Wendy Mass’ 8-year-old Archie Morningstar was, at first, shocked to discover his cabbie father drives an interplanetary taxi. But by this third adventure, Archie’s Alien Disguise  (Little Brown, ages 6 and up), he’s ready to travel to a medieval-seeming planet with his father and the brilliant Pockets. Pockets may look like a large house cat, but he’s a special agent with technology and fast talk that gets the team out of trouble. Despite his annoying alien disguise of three long arms, Archie’s antics end in saving the princess. Invention, exploits and humor are all strong in this series.

 

 

Sara Pennypacker’s Completely Clementine (Hyperion, age 6-8) is the seventh and last in this series. As usual, there’s plenty of drama and hilarity in several whimsical situations, made funnier with Marla Frazee’s illustrative levity.

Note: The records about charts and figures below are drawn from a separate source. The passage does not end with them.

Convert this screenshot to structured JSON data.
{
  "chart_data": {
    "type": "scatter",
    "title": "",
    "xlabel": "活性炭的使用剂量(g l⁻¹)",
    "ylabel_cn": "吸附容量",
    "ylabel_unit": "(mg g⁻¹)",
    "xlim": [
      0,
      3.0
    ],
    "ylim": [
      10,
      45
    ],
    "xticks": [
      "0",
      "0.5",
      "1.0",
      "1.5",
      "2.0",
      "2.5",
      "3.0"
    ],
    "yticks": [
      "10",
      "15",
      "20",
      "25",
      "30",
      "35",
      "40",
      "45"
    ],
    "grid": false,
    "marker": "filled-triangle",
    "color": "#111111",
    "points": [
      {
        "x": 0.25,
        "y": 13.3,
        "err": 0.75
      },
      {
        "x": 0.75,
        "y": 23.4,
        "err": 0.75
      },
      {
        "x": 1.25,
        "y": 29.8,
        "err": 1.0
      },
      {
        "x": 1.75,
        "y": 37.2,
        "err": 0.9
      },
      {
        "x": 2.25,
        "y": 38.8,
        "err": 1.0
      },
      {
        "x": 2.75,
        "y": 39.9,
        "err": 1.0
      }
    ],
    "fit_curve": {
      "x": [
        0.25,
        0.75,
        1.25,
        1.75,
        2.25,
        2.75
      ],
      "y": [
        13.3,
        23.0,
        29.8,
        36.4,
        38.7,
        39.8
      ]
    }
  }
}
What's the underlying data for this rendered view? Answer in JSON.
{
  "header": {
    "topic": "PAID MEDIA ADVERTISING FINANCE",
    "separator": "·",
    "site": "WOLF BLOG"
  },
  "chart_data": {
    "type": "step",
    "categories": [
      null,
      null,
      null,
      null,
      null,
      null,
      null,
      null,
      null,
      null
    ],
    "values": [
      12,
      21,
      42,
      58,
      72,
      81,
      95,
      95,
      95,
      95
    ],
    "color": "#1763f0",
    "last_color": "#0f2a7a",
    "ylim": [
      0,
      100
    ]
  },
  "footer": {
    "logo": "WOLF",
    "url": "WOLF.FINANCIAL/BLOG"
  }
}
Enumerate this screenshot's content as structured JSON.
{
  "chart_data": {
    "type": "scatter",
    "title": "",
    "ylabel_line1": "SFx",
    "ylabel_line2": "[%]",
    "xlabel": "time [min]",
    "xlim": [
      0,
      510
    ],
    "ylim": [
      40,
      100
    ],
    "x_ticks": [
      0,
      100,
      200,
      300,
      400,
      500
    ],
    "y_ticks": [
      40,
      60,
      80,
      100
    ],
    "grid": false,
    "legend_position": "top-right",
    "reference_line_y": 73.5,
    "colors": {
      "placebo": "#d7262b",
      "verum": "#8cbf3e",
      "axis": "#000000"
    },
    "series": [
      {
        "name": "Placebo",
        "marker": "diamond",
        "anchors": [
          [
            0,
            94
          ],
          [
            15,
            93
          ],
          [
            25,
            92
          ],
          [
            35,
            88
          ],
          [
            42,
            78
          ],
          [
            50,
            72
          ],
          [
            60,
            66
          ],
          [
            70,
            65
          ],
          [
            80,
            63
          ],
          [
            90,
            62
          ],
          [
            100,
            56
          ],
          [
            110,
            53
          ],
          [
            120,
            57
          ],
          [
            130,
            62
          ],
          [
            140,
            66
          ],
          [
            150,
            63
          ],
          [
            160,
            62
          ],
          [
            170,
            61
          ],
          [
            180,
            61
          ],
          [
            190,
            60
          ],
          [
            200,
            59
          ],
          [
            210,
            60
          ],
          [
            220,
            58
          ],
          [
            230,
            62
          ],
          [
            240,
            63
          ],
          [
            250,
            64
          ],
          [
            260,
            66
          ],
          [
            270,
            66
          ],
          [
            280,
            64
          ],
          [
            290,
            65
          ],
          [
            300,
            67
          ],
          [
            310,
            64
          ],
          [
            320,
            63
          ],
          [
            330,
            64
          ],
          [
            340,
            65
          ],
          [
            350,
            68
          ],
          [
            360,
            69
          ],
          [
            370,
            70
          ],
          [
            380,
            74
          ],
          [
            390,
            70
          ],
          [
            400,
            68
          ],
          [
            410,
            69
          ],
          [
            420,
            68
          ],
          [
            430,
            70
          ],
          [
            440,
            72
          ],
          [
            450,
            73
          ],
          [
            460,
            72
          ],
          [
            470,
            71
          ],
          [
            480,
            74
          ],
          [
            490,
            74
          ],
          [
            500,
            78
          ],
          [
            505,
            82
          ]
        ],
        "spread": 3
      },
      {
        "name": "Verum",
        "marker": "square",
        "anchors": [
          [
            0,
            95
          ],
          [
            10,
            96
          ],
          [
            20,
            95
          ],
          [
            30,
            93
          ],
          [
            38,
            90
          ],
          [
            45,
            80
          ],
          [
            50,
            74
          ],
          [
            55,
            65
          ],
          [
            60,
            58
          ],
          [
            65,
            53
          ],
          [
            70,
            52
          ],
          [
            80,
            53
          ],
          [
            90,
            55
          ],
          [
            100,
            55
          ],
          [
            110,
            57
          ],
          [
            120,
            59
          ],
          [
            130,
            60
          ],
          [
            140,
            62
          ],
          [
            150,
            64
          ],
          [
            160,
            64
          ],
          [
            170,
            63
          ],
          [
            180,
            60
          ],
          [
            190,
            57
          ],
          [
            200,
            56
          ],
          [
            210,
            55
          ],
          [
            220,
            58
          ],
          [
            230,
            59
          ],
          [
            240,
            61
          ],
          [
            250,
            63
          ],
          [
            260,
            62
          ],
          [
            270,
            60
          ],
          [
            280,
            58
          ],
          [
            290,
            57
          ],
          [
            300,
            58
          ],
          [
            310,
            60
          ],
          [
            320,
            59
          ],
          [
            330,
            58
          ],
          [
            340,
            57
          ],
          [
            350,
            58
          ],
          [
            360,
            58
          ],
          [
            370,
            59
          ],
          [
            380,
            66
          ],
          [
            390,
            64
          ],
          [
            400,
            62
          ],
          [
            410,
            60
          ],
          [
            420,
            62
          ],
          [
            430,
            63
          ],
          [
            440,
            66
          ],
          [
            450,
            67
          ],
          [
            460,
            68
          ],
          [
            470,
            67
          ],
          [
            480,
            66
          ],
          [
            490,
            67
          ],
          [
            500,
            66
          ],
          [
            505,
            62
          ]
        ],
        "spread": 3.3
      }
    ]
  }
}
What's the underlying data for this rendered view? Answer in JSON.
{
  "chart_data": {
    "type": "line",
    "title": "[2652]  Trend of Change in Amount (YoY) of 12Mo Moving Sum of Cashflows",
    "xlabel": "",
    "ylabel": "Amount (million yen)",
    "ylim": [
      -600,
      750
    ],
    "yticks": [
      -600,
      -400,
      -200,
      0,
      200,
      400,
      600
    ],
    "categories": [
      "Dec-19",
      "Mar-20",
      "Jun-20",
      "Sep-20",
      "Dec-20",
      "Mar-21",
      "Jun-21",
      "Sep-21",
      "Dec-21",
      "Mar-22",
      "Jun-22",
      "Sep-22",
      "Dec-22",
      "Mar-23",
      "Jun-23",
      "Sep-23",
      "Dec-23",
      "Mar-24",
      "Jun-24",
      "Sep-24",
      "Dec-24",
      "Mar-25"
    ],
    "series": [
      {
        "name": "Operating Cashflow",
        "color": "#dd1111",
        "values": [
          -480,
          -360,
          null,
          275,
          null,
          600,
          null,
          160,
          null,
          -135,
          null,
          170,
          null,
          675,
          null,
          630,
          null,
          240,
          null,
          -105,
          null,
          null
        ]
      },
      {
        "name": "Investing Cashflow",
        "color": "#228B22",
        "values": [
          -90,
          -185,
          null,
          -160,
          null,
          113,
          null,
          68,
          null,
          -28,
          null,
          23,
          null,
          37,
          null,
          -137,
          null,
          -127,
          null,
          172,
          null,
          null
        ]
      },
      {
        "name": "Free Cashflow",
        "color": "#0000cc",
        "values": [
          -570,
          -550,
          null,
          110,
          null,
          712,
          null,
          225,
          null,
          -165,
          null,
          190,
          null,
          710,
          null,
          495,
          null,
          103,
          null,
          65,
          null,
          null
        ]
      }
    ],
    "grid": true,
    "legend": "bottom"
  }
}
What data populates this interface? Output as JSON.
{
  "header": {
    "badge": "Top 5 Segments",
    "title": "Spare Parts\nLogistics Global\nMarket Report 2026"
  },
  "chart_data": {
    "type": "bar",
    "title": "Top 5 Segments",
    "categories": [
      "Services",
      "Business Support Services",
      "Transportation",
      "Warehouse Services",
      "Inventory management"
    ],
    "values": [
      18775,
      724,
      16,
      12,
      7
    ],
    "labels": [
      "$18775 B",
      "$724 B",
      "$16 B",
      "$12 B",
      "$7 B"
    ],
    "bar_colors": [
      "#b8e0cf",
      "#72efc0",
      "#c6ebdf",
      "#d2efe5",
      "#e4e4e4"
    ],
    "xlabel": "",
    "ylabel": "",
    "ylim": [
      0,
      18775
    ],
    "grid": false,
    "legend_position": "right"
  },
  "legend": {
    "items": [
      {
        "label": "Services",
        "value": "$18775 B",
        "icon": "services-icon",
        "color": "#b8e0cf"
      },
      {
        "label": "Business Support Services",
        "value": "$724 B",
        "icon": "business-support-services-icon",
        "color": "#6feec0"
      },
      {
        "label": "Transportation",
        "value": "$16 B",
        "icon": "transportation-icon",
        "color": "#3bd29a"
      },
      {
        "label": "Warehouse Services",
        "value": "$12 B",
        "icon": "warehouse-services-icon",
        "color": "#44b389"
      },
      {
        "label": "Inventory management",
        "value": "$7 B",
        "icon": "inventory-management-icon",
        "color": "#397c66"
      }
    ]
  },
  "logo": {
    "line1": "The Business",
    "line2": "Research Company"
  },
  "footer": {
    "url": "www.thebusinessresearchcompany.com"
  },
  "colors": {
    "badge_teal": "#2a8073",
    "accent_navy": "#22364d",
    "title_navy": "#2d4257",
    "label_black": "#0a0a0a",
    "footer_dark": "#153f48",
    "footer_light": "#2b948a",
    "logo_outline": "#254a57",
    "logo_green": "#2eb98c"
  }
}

As Clementine waits for her third sibling to be born, she struggles giving her dad the silent treatment, drawing him pathetic animals labeled with sad slogans meant to turn him vegetarian. Pennypacker promises her sassy, lovable character will have cameos in her new series about Waylon, the “scienciest” boy in Clementine’s third grade.

 

 

Rita Williams Garcia ends a trilogy with Gone Crazy in Alabama (HarperCollins, ages 8-12). Delphine, the heroine, is responsible for her rambunctious younger sisters as they spend the summer in 1969 Alabama. They stay with their grandmother, Big Ma, their great-grandmother, and Uncle Darnell, whose Vietnam PTSD is “mostly gone.” Garcia balances glorious sensory descriptions and singing dialogue with complex conflicts as the girls learn hidden truths about their family history, survive a tornado, get into the middle of their elders’ quarrels and suffer their own sibling battles.

 

 

Maureen Johnson’s The Shadow Cabinet (Putnam, ages 13 and up) is the third in her spooky series. Rory, the heroine, is deeply involved with the Shades, an underground London policing service that seeks out ghosts. Rory has a power no others possess, and while she’s still trying to understand it, she’s thrust into a leadership role opposing the cold-blooded baddies, siblings Sid and Sadie. Johnson is superb at description, intensifying action and twisting the plot with surprises that shock.